Pero había momentos en los que sobrevivir no parecía tan fácil. A decir verdad, casi nunca lo parecía. Había ratos, sin embargo, en los que dejarse caer desde la azotea resultaba una idea especialmente seductora, casi tanto como ofrecerse voluntario a la expedición para llenar la despensa.

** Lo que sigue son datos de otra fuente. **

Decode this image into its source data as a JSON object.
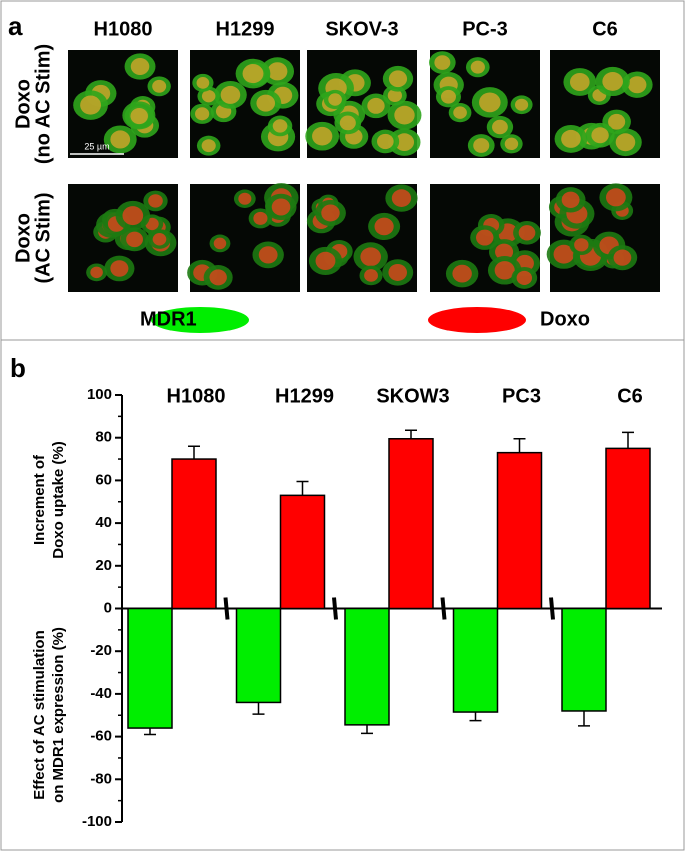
{
  "panel_a": {
    "label": "a",
    "columns": [
      "H1080",
      "H1299",
      "SKOV-3",
      "PC-3",
      "C6"
    ],
    "rows": [
      [
        "Doxo",
        "(no AC Stim)"
      ],
      [
        "Doxo",
        "(AC Stim)"
      ]
    ],
    "scale_bar": "25 µm"
  },
  "chart_data": {
    "type": "bar",
    "label": "b",
    "categories": [
      "H1080",
      "H1299",
      "SKOW3",
      "PC3",
      "C6"
    ],
    "series": [
      {
        "name": "MDR1",
        "color": "#00ee00",
        "values": [
          -56,
          -44,
          -54.5,
          -48.5,
          -48
        ],
        "errors": [
          3,
          5.5,
          4,
          4,
          7
        ]
      },
      {
        "name": "Doxo",
        "color": "#ff0000",
        "values": [
          70,
          53,
          79.5,
          73,
          75
        ],
        "errors": [
          6,
          6.5,
          4,
          6.5,
          7.5
        ]
      }
    ],
    "ylabel_top": [
      "Increment of",
      "Doxo uptake (%)"
    ],
    "ylabel_bottom": [
      "Effect of AC stimulation",
      "on MDR1 expression (%)"
    ],
    "ylim": [
      -100,
      100
    ],
    "yticks": [
      -100,
      -80,
      -60,
      -40,
      -20,
      0,
      20,
      40,
      60,
      80,
      100
    ]
  }
}
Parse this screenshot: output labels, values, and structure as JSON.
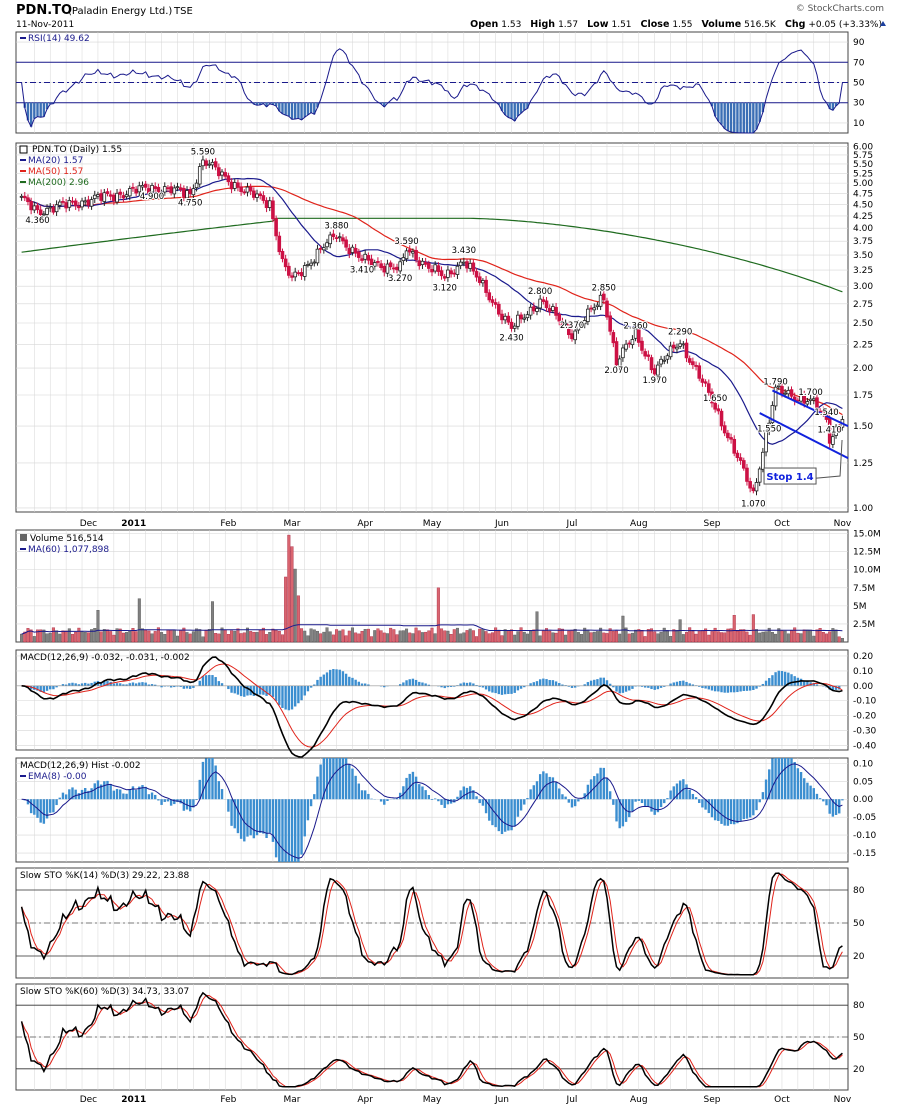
{
  "header": {
    "symbol": "PDN.TO",
    "company": "(Paladin Energy Ltd.)",
    "exchange": "TSE",
    "date": "11-Nov-2011",
    "brand": "© StockCharts.com",
    "stats": [
      {
        "label": "Open",
        "value": "1.53"
      },
      {
        "label": "High",
        "value": "1.57"
      },
      {
        "label": "Low",
        "value": "1.51"
      },
      {
        "label": "Close",
        "value": "1.55"
      },
      {
        "label": "Volume",
        "value": "516.5K"
      },
      {
        "label": "Chg",
        "value": "+0.05 (+3.33%)"
      }
    ]
  },
  "colors": {
    "up": "#222222",
    "down": "#cc1144",
    "ma20": "#1a1a8c",
    "ma50": "#e0241b",
    "ma200": "#1f6b1f",
    "hist": "#3b8ed0",
    "grid": "#d6d6d6",
    "channel": "#1122dd"
  },
  "x_months": [
    "Dec",
    "2011",
    "Feb",
    "Mar",
    "Apr",
    "May",
    "Jun",
    "Jul",
    "Aug",
    "Sep",
    "Oct",
    "Nov"
  ],
  "chart_data": [
    {
      "type": "line",
      "id": "rsi",
      "legend": [
        "RSI(14) 49.62"
      ],
      "yticks": [
        10,
        30,
        50,
        70,
        90
      ],
      "ylim": [
        0,
        100
      ],
      "reference_lines": [
        30,
        50,
        70
      ],
      "last_value": 49.62
    },
    {
      "type": "candlestick",
      "id": "price",
      "title": "PDN.TO (Daily) 1.55",
      "legend": [
        {
          "label": "MA(20) 1.57",
          "color": "ma20"
        },
        {
          "label": "MA(50) 1.57",
          "color": "ma50"
        },
        {
          "label": "MA(200) 2.96",
          "color": "ma200"
        }
      ],
      "yticks": [
        "6.00",
        "5.75",
        "5.50",
        "5.25",
        "5.00",
        "4.75",
        "4.50",
        "4.25",
        "4.00",
        "3.75",
        "3.50",
        "3.25",
        "3.00",
        "2.75",
        "2.50",
        "2.25",
        "2.00",
        "1.75",
        "1.50",
        "1.25",
        "1.00"
      ],
      "scale": "log",
      "ylim": [
        0.98,
        6.1
      ],
      "annotations": [
        "4.360",
        "5.590",
        "4.900",
        "4.750",
        "3.880",
        "3.410",
        "3.590",
        "3.270",
        "3.430",
        "3.120",
        "2.800",
        "2.430",
        "2.850",
        "2.370",
        "2.360",
        "2.070",
        "2.290",
        "1.970",
        "1.650",
        "1.070",
        "1.790",
        "1.700",
        "1.550",
        "1.540",
        "1.410"
      ],
      "annotation_points": [
        {
          "text": "4.360",
          "date": "Nov-23",
          "value": 4.36
        },
        {
          "text": "5.590",
          "date": "Feb-03",
          "value": 5.59
        },
        {
          "text": "4.900",
          "date": "Jan-12",
          "value": 4.9
        },
        {
          "text": "4.750",
          "date": "Jan-28",
          "value": 4.75
        },
        {
          "text": "3.880",
          "date": "Apr-04",
          "value": 3.88
        },
        {
          "text": "3.410",
          "date": "Apr-14",
          "value": 3.41
        },
        {
          "text": "3.590",
          "date": "May-04",
          "value": 3.59
        },
        {
          "text": "3.270",
          "date": "May-02",
          "value": 3.27
        },
        {
          "text": "3.430",
          "date": "May-30",
          "value": 3.43
        },
        {
          "text": "3.120",
          "date": "May-20",
          "value": 3.12
        },
        {
          "text": "2.800",
          "date": "Jul-01",
          "value": 2.8
        },
        {
          "text": "2.430",
          "date": "Jun-20",
          "value": 2.43
        },
        {
          "text": "2.850",
          "date": "Jul-29",
          "value": 2.85
        },
        {
          "text": "2.370",
          "date": "Jul-15",
          "value": 2.37
        },
        {
          "text": "2.360",
          "date": "Aug-12",
          "value": 2.36
        },
        {
          "text": "2.070",
          "date": "Aug-04",
          "value": 2.07
        },
        {
          "text": "2.290",
          "date": "Sep-01",
          "value": 2.29
        },
        {
          "text": "1.970",
          "date": "Aug-22",
          "value": 1.97
        },
        {
          "text": "1.650",
          "date": "Sep-16",
          "value": 1.65
        },
        {
          "text": "1.070",
          "date": "Oct-04",
          "value": 1.07
        },
        {
          "text": "1.790",
          "date": "Oct-13",
          "value": 1.79
        },
        {
          "text": "1.700",
          "date": "Oct-28",
          "value": 1.7
        },
        {
          "text": "1.550",
          "date": "Oct-11",
          "value": 1.55
        },
        {
          "text": "1.540",
          "date": "Nov-04",
          "value": 1.54
        },
        {
          "text": "1.410",
          "date": "Nov-07",
          "value": 1.41
        }
      ],
      "channel": {
        "upper": [
          [
            "Oct-12",
            1.79
          ],
          [
            "Nov-11",
            1.5
          ]
        ],
        "lower": [
          [
            "Oct-06",
            1.6
          ],
          [
            "Nov-11",
            1.28
          ]
        ]
      },
      "stop_label": "Stop 1.4",
      "stop": {
        "date": "Nov-09",
        "value": 1.4
      }
    },
    {
      "type": "bar",
      "id": "volume",
      "legend": [
        "Volume 516,514",
        "MA(60) 1,077,898"
      ],
      "yticks": [
        "2.5M",
        "5M",
        "7.5M",
        "10.0M",
        "12.5M",
        "15.0M"
      ],
      "ylim": [
        0,
        15.5
      ],
      "unit": "M",
      "spikes": [
        {
          "date": "Mar-14",
          "value": 14.8
        },
        {
          "date": "Mar-15",
          "value": 13.2
        },
        {
          "date": "Mar-16",
          "value": 10.1
        },
        {
          "date": "Mar-11",
          "value": 9.0
        },
        {
          "date": "Mar-17",
          "value": 6.4
        },
        {
          "date": "May-18",
          "value": 7.5
        },
        {
          "date": "Jan-06",
          "value": 6.0
        },
        {
          "date": "Feb-08",
          "value": 5.6
        },
        {
          "date": "Dec-20",
          "value": 4.4
        },
        {
          "date": "Jun-30",
          "value": 4.2
        },
        {
          "date": "Oct-04",
          "value": 3.8
        },
        {
          "date": "Sep-26",
          "value": 3.7
        },
        {
          "date": "Aug-08",
          "value": 3.6
        },
        {
          "date": "Sep-01",
          "value": 3.1
        }
      ]
    },
    {
      "type": "line",
      "id": "macd",
      "legend": [
        "MACD(12,26,9) -0.032, -0.031, -0.002"
      ],
      "yticks": [
        "0.20",
        "0.10",
        "0.00",
        "-0.10",
        "-0.20",
        "-0.30",
        "-0.40"
      ],
      "ylim": [
        -0.43,
        0.24
      ],
      "last": {
        "macd": -0.032,
        "signal": -0.031,
        "hist": -0.002
      }
    },
    {
      "type": "bar",
      "id": "macd_hist",
      "legend": [
        "MACD(12,26,9) Hist -0.002",
        "EMA(8) -0.00"
      ],
      "yticks": [
        "0.10",
        "0.05",
        "0.00",
        "-0.05",
        "-0.10",
        "-0.15"
      ],
      "ylim": [
        -0.175,
        0.115
      ],
      "last": {
        "hist": -0.002,
        "ema8": -0.0
      }
    },
    {
      "type": "line",
      "id": "sto14",
      "legend": [
        "Slow STO %K(14) %D(3) 29.22, 23.88"
      ],
      "yticks": [
        20,
        50,
        80
      ],
      "ylim": [
        0,
        100
      ],
      "reference_lines": [
        20,
        50,
        80
      ],
      "last": {
        "k": 29.22,
        "d": 23.88
      }
    },
    {
      "type": "line",
      "id": "sto60",
      "legend": [
        "Slow STO %K(60) %D(3) 34.73, 33.07"
      ],
      "yticks": [
        20,
        50,
        80
      ],
      "ylim": [
        0,
        100
      ],
      "reference_lines": [
        20,
        50,
        80
      ],
      "last": {
        "k": 34.73,
        "d": 33.07
      }
    }
  ]
}
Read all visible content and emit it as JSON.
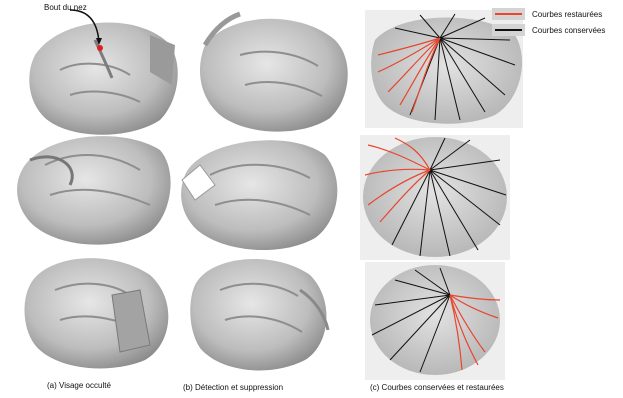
{
  "figure": {
    "annotation_nose_tip": "Bout du nez",
    "legend": {
      "restored": {
        "label": "Courbes restaurées",
        "color": "#e8462e"
      },
      "kept": {
        "label": "Courbes conservées",
        "color": "#111111"
      }
    },
    "captions": {
      "a": "(a) Visage occulté",
      "b": "(b) Détection et suppression",
      "c": "(c) Courbes conservées et restaurées"
    },
    "colors": {
      "face_surface": "#c9c9c9",
      "face_shadow": "#8f8f8f",
      "nose_tip_marker": "#e02020"
    }
  }
}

Tarik sabía por qué lo hacían ellas: Miren se había agarrado a la supervivencia en grupo como a un clavo ardiendo. Levantarse por la mañana, o cuando fuera su turno de vigilancia, y poder hablar sobre cualquier cosa, tener una rutina, contar cadáveres y objetivos conseguidos… todo aquello hacía que todavía se sintiera viva. Ya no le importaba querer a Julio, o saber que él la quería. Lo único que importaba era mantenerles con vida; que al menos le debiera eso. Helga, en cambio, lo hacía por orgullo. Era la “líder de la manada”, como a veces la llamaba Gus en broma, pero esa era la realidad. Tenía más idea que nadie sobre qué estaba sucediendo y por qué, diseñaba las estrategias defensivas, controlaba las armas, los suministros, las provisiones… era con quien todos contaban para sobrevivir y se sentía orgullosa de ello, aunque a veces se desmoronara en un llanto callado tras la puerta del baño. En cuanto a él… quizás sólo lo hiciera por aburrimiento. Tenía ganas de sentir algo, de tener una meta en la vida más allá de la supervivencia y de tener que cuidar de su hermano.
Tarik sólo quería vivir, aunque eso significara tener que jugar a escondidas con la muerte.